Schering AG, Germany is currently investigating the use of ZEVALIN in the
treatment of aggressive NHL (i.e., diffuse large B-cell lymphoma) and as
consolidation therapy for follicular NHL in earlier disease stages.
About ZEVALIN
On February 19, 2002, the FDA approved ZEVALIN, a new type of targeted cancer
therapy called radioimmunotherapy, making it the first commercially available
radioimmunotherapy for the treatment of B-cell non-Hodgkin's lymphoma (NHL). A
unique treatment regimen for patients with certain types of B-cell NHL, the
ZEVALIN therapeutic regimen combines a monoclonal antibody with a radioisotope.
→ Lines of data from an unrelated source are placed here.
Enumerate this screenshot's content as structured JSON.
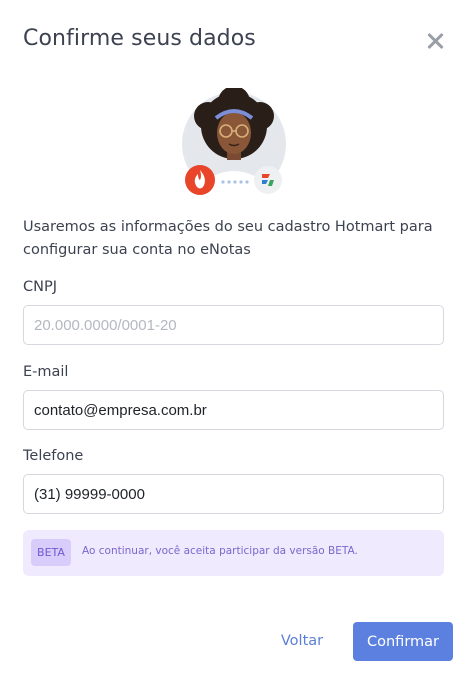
{
  "modal": {
    "title": "Confirme seus dados",
    "close_icon": "close-icon",
    "intro_text": "Usaremos as informações do seu cadastro Hotmart para configurar sua conta no eNotas"
  },
  "fields": {
    "cnpj": {
      "label": "CNPJ",
      "value": "",
      "placeholder": "20.000.0000/0001-20"
    },
    "email": {
      "label": "E-mail",
      "value": "contato@empresa.com.br",
      "placeholder": ""
    },
    "phone": {
      "label": "Telefone",
      "value": "(31) 99999-0000",
      "placeholder": ""
    }
  },
  "beta": {
    "badge": "BETA",
    "text": "Ao continuar, você aceita participar da versão BETA."
  },
  "actions": {
    "back_label": "Voltar",
    "confirm_label": "Confirmar"
  },
  "colors": {
    "primary": "#5b80e0",
    "link": "#5b7fd6",
    "beta_bg": "#efeafd",
    "beta_badge": "#d7ccfa",
    "beta_text": "#7a67cf",
    "hotmart_red": "#e9452b"
  }
}
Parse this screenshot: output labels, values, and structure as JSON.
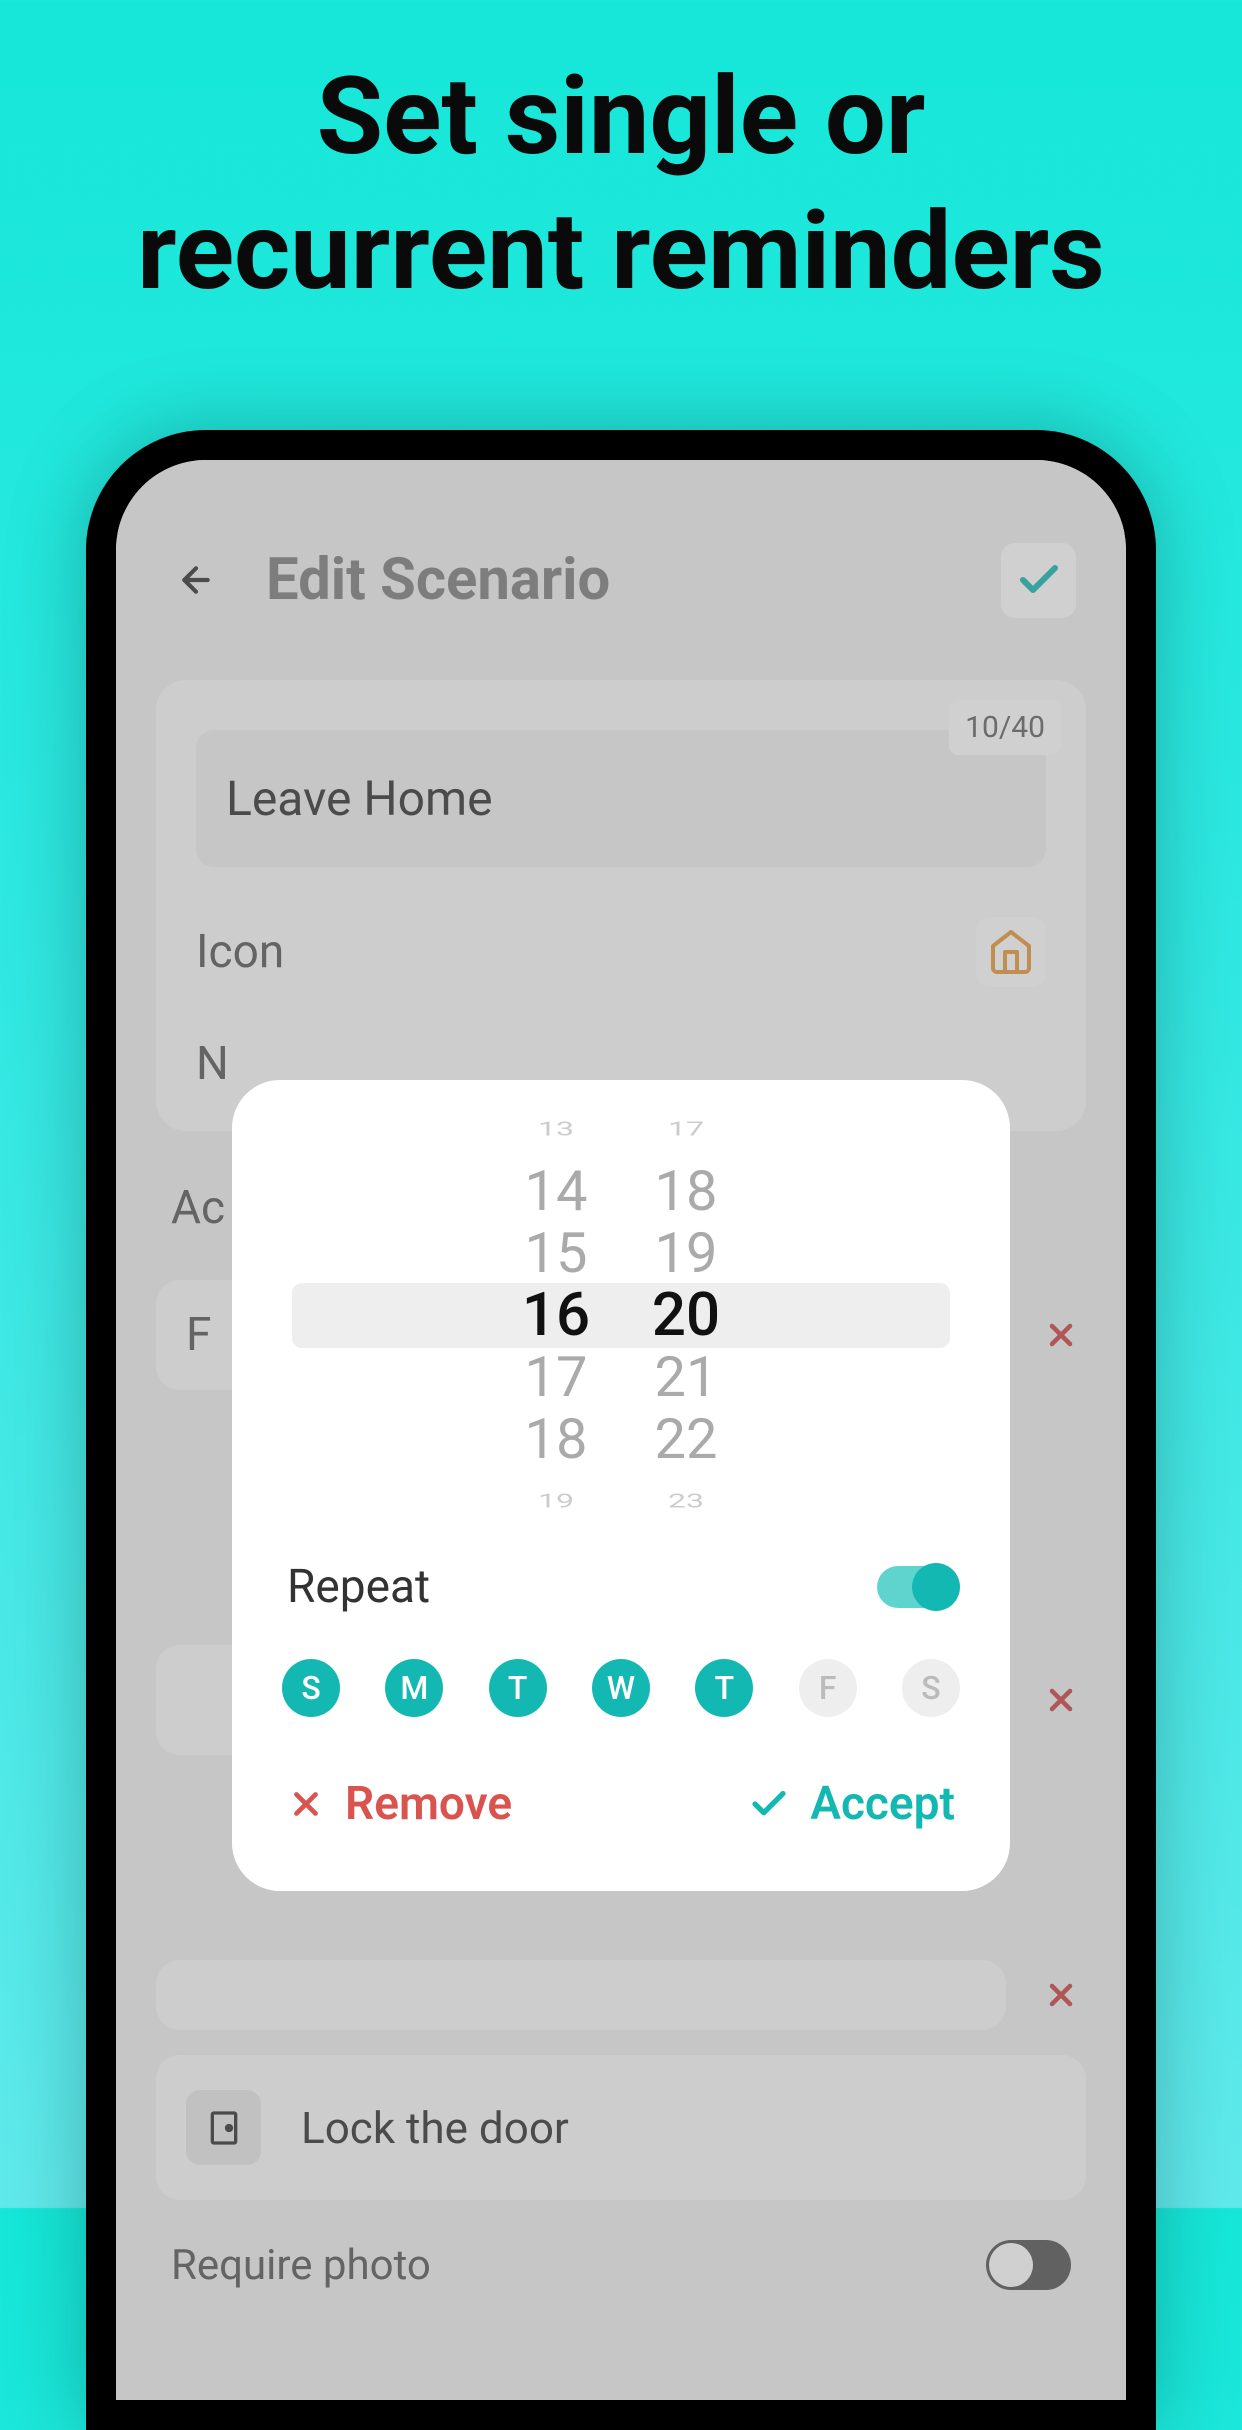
{
  "promo": {
    "line1": "Set single or",
    "line2": "recurrent reminders"
  },
  "header": {
    "title": "Edit Scenario"
  },
  "scenario": {
    "name": "Leave Home",
    "name_counter": "10/40",
    "icon_label": "Icon",
    "next_label": "N",
    "actions_label": "Ac",
    "action1_partial_label": "F",
    "action2_text": "Lock the door",
    "require_photo_label": "Require photo"
  },
  "modal": {
    "time": {
      "hours": [
        "13",
        "14",
        "15",
        "16",
        "17",
        "18",
        "19"
      ],
      "minutes": [
        "17",
        "18",
        "19",
        "20",
        "21",
        "22",
        "23"
      ],
      "selected_hour_index": 3,
      "selected_minute_index": 3
    },
    "repeat_label": "Repeat",
    "repeat_on": true,
    "days": [
      {
        "label": "S",
        "active": true
      },
      {
        "label": "M",
        "active": true
      },
      {
        "label": "T",
        "active": true
      },
      {
        "label": "W",
        "active": true
      },
      {
        "label": "T",
        "active": true
      },
      {
        "label": "F",
        "active": false
      },
      {
        "label": "S",
        "active": false
      }
    ],
    "remove_label": "Remove",
    "accept_label": "Accept"
  }
}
The monoclonal antibody in ZEVALIN recognizes and attaches to a particular
cell-surface part of a B-cell called the CD20 antigen. This allows ZEVALIN to
specifically target B-cells, destroying the malignant NHL B-cells and also
normal B-cells. ZEVALIN, as part of the ZEVALIN therapeutic regimen, is
indicated in the U.S. for the treatment of relapsed, or refractory low-grade,
follicular or transformed B-cell NHL, including patients with RITUXAN refractory
follicular NHL.
Today, ZEVALIN is being investigated in multiple clinical trials at major
medical centers in the U.S. and in a variety of treatment strategies, including
combinations with front-line and salvage chemotherapy regimens and as part of
autologous and allogeneic stem cell transplantation.
ZEVALIN Safety Profile
In safety data based upon 349 patients, the most serious adverse reactions of
the ZEVALIN therapeutic regimen were primarily hematologic, with grade 4
neutropenia, thrombocytopenia, and anemia occurring in 30 percent, 10 percent
and 3 percent of patients treated at the 0.4 mCi/kg dose, respectively.
Infusion-related toxicities were typically grade 1 or 2 and were associated with
pre-administration of Rituximab (RITUXAN). The risk of hematologic toxicity
correlated with the degree of bone marrow involvement prior to ZEVALIN therapy.
Seven percent of patients were hospitalized with infection or febrile neutropena
(3 percent) and fatal cerebral hemorrhage (less than 1 percent) has occurred in
a minority of patients in clinical studies. The annualized rate for the
development of treatment-related myelodysplasia or acute myelogenous leukemia is
less than 1 percent of patients and can occur at 8 to 34 months after treatment.
ZEVALIN should only be used by health care professionals qualified by
training and experience in the safe use of radionuclides. Fatal Infusion
Reactions: Rare deaths have occurred within 24 hours of Rituximab infusions.
These fatalities were associated with an infusion reaction symptom complex that
included hypoxia, pulmonary infiltrates, acute respiratory distress syndrome,
myocardial infarction, ventricular fibrillation, or cardiogenic shock. Prolonged
and Severe Cytopenias: Yttrium-90 Zevalin administration results in severe and
prolonged cytopenias in most patients.